Methods: This prospective cohort study involved patients admitted under investigation for COVID-19 between April 28th – August 2nd 2020. Our primary outcome measure was a positive nasal PCR test for COVID-19. To be included patients needed to have an initial nasal rt-PCR swab for SARS-CoV-2 obtained within 24 hours of study enrollment. Additional inclusion criteria required that patients have respiratory symptoms (cough or dyspnea), objective fever (temperature of at least 38°C), hypoxia (pulse oximetry less than 94%) or change in baseline oxygen requirements without a clear alternative diagnosis. Exclusion criteria included skin abnormalities or bandaging preventing ultrasound probe placement, severe agitation or imminent death. Patients underwent a 10-field lung ultrasound and a cardiac scan consisting of the four cardinal windows and an assessment of the IVC. Images were interpreted independently by two separate study personnel, one of whom was blinded to the PCR result
Results: Seventy participants were enrolled and completed the ultrasound protocol. Of these patients 21 (30%) tested positive for SARS-CoV-2 by PCR and 49 tested negative (70%). Of the 52 patients who initially tested negative 31 (60%) were retested after 48 hours and 3 (6%) tested positive. There were 26 of 70 patients with a modified LUS ≥ 8. Eighteen (69.2%) were found to have an “atypical” pneumonia (15 with COVID, 1 with PCP and 2 without a clear etiology), 7 (26.9%) were found to have decompensated heart failure and 1 (3.8%) was found to have an ILD flare. A modified LUS score of 8 or greater demonstrated a diagnostic AUC for COVID-19 of 0.73 (CI, 0.6 to 0.87). Inclusion of IVC assessment improved the diagnostic accuracy of a LUS score of 8 or greater from 0.73 (CI, 0.64 to 0.85) to 0.83 (CI, 0.72 to 0.91), primarily leading to improved specificity.

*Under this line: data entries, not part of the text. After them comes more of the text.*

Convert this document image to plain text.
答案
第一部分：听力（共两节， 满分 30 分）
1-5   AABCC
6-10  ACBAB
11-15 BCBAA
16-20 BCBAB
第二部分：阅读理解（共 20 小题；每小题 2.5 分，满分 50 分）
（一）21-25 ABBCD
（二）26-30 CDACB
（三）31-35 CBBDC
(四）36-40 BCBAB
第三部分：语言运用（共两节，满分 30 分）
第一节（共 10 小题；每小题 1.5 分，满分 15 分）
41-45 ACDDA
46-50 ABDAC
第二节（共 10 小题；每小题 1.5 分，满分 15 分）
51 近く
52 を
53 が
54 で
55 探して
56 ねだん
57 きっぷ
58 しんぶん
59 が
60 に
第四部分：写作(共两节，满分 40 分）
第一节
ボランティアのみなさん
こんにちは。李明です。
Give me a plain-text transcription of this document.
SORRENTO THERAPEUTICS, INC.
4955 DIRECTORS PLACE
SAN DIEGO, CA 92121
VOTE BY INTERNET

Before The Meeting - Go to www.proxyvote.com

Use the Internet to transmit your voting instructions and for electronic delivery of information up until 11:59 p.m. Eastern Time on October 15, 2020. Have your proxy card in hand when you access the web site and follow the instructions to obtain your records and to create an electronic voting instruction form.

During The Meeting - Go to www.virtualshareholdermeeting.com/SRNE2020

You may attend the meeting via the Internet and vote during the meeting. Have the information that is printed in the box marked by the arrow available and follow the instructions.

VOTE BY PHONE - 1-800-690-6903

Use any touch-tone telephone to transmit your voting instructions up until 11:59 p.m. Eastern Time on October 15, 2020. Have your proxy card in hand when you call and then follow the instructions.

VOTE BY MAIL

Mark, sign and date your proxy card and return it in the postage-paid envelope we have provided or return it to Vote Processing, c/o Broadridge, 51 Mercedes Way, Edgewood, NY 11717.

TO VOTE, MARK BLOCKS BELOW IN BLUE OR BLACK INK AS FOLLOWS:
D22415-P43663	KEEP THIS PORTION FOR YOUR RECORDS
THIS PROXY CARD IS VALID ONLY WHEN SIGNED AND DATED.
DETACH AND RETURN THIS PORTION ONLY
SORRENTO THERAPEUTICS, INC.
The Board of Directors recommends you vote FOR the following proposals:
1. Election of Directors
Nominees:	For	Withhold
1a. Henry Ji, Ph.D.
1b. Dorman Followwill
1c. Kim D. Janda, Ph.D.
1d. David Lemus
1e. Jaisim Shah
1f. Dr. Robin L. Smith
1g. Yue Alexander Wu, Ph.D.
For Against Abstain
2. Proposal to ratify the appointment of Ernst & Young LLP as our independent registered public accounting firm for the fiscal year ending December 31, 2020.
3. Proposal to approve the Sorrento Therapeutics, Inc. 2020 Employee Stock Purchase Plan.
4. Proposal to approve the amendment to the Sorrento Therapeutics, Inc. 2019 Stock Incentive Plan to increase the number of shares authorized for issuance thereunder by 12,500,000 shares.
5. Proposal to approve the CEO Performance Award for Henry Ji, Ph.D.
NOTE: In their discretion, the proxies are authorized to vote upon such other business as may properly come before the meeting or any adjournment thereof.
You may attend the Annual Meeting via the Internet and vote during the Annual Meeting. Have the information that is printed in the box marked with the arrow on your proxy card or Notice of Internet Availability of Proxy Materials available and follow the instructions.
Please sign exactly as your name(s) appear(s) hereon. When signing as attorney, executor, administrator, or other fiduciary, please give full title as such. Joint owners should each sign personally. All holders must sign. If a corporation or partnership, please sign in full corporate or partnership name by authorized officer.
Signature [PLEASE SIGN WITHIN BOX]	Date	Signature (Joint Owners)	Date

Conclusions: Numerous studies have confirmed the utility of lung ultrasound in the diagnostic evaluation of COVID-19 pneumonia. However, a smaller number have quantified the value added from a systematic evaluation of multiple bedside cardiac views. Our study demonstrates that among a sample of symptomatic patients under investigation for COVID-19 pneumonia, a well-executed lung ultrasound in conjunction with examination of the IVC can augment the diagnostic evaluation primarily through increasing specificity. While certain ultrasonographic findings have been strongly associated with COVID-19, these are not pathognomonic. Our study highlights a representative differential diagnosis for the lung artifacts observed and further supports the importance of using bedside ultrasound in conjunction with clinical impression in the work-up of hospitalized adults with respiratory failure.